Here's the relevant part of the ggplotcode:

my.labels <- c("1250 mg/m²\nwith dose\nadjustments",
           "1250 mg/m²\nwithout dose\nadjustments")
ggplot(data, aes(x=TIME, y=P2X))+ 
      stat_summary(geom="ribbon", fun.data=mean_cl_boot, 
    fun.args=list(conf.int=0.95), 
                  aes(fill=factor(GROUP),color=NA), alpha = .55)+
      stat_summary(geom="line", fun.y=mean, aes(linetype=factor(GROUP)))+
      scale_fill_manual("dose",labels=my.labels,values=c("#999999", "lightblue"))+
      scale_linetype_manual("dose",labels=my.labels,values = c("solid","dashed"))+
      scale_color_manual("dose",values=c("black", "black"))+labs(x="Time [cycle]",y="Probability [%]")+
      scale_x_continuous(breaks = c(0,1,2,3,4,5,6))+ theme(legend.title=element_blank())+
      scale_y_continuous(labels = function(x) paste0(x*100))

Thank you in advance!


Solution

  • I use the following function to easily add non-parametric estimates and confidence intervals for the median with stat_summary:

    
    quantile_cl <- function(y, q=0.5, conf.level = 0.95, na.rm=TRUE) {
      alpha <- 1 - conf.level
      if (na.rm) y <- y[!is.na(y)]
      n <- length(y)
      l <- qbinom(alpha/2, size=n, prob = q)
      u <- 1 + n - l
      ys <- sort.int(c(-Inf, y, Inf), partial = c(1 + l, 1 + u))
      data.frame(
        y = quantile(y, probs = q, na.rm=na.rm, type = 8),
        ymin = ys[1 + l],
        ymax = ys[1 + u]
      )
    }
    
    median_cl <- function(y, conf.level=0.95, na.rm=TRUE) quantile_cl(y, q=0.5, conf.level=conf.level, na.rm=na.rm)
    

    Example use:

    library(ggplot2)
    
    ggplot(iris, aes(x = Species, y = Sepal.Length)) +
      geom_violin(aes(fill = Species), trim = FALSE) +
      stat_summary(fun.data = mean_cl_normal, geom="crossbar", aes(color = "normal")) +
      stat_summary(fun.data = median_cl, aes(color = "nonparametric"), size = 1) +
      scale_color_manual(values = c("red", "black"), "method") +
      NULL
    

    These non-parametric confidence intervals for the median are always almost exact no matter the true distribution, but if you know the distribution you could construct better estimates & intervals. For example, if you knew your data came from a Gaussian mean_cl_normal would give the best estimates for the median (not of your sample but of the underlying distribution)!

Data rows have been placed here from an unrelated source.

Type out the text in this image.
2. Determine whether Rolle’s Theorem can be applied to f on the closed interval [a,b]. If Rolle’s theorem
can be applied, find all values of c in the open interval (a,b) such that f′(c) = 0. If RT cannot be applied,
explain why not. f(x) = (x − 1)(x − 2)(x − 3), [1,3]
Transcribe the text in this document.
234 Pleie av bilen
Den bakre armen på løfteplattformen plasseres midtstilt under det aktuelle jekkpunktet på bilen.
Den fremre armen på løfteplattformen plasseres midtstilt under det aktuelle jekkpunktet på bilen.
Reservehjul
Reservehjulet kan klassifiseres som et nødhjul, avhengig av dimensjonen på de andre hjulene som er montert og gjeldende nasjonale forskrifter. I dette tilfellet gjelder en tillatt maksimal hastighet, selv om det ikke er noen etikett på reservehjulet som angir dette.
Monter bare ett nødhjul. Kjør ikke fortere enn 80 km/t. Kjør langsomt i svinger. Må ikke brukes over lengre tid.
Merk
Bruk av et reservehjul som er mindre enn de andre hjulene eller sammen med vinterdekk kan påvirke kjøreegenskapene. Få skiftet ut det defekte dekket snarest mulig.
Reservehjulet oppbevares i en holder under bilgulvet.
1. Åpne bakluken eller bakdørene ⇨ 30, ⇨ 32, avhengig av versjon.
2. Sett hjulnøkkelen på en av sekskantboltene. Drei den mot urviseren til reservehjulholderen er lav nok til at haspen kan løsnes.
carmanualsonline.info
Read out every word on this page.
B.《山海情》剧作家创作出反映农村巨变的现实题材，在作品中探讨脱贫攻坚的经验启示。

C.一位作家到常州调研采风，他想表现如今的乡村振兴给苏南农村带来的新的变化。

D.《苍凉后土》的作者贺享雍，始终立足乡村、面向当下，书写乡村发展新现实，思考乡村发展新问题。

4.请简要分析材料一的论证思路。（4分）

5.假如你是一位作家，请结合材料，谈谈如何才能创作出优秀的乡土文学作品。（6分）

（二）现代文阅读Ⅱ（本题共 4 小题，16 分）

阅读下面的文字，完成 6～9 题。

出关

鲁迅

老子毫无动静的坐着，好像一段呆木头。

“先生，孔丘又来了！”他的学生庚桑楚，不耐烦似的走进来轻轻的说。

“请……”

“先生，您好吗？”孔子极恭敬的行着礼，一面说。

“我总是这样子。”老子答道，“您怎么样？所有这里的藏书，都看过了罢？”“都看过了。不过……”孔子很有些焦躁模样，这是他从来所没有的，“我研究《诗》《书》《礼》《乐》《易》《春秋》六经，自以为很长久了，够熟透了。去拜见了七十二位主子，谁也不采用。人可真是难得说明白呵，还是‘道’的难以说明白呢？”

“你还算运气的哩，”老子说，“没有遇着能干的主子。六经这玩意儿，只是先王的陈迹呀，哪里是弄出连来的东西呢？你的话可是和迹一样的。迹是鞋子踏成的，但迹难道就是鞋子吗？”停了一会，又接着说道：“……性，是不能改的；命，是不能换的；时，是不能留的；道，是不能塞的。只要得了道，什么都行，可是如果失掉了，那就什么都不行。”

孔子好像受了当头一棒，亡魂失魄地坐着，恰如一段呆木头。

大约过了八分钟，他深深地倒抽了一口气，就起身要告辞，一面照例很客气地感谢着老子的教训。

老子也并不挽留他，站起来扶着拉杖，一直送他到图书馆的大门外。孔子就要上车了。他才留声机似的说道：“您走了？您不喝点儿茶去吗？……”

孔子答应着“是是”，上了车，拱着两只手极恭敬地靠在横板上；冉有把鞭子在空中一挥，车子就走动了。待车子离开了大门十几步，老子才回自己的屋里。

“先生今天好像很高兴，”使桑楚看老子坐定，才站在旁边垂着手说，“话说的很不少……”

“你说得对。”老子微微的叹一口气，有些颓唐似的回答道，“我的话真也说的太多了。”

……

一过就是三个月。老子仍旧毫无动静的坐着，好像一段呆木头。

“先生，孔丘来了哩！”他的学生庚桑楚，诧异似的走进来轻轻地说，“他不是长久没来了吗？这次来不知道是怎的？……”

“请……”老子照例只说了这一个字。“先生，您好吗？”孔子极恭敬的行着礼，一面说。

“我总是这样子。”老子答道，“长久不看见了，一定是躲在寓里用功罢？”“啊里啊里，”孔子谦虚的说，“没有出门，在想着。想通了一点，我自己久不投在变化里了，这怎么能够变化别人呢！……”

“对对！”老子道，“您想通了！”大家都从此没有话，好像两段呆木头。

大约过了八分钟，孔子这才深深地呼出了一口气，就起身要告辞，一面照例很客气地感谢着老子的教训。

    # coverage probability of ci
    mean(replicate(1000, {res <- quantile_cl(rnorm(100), q=0.5, conf.level=0.8); res$ymin<=0 & res$ymax>=0}))
    #> [1] 0.814
    mean(replicate(1000, {res <- mean_cl_normal(rnorm(100), conf.int = 0.8); res$ymin<=0 & res$ymax>=0}))
    #> [1] 0.804
    
    # mean width of ci
    mean(replicate(1000, {res <- quantile_cl(rnorm(100), q=0.5, conf.level=0.8); res$ymax-res$ymin}))
    #> [1] 0.3276851
    mean(replicate(1000, {res <- mean_cl_normal(rnorm(100), conf.int = 0.8); res$ymax-res$ymin}))
    #> [1] 0.2574329
    

    If there is demand, I'll try to get this function into Hmisc (where mean_cl_boot (smean.cl.normal) etc. are implemented).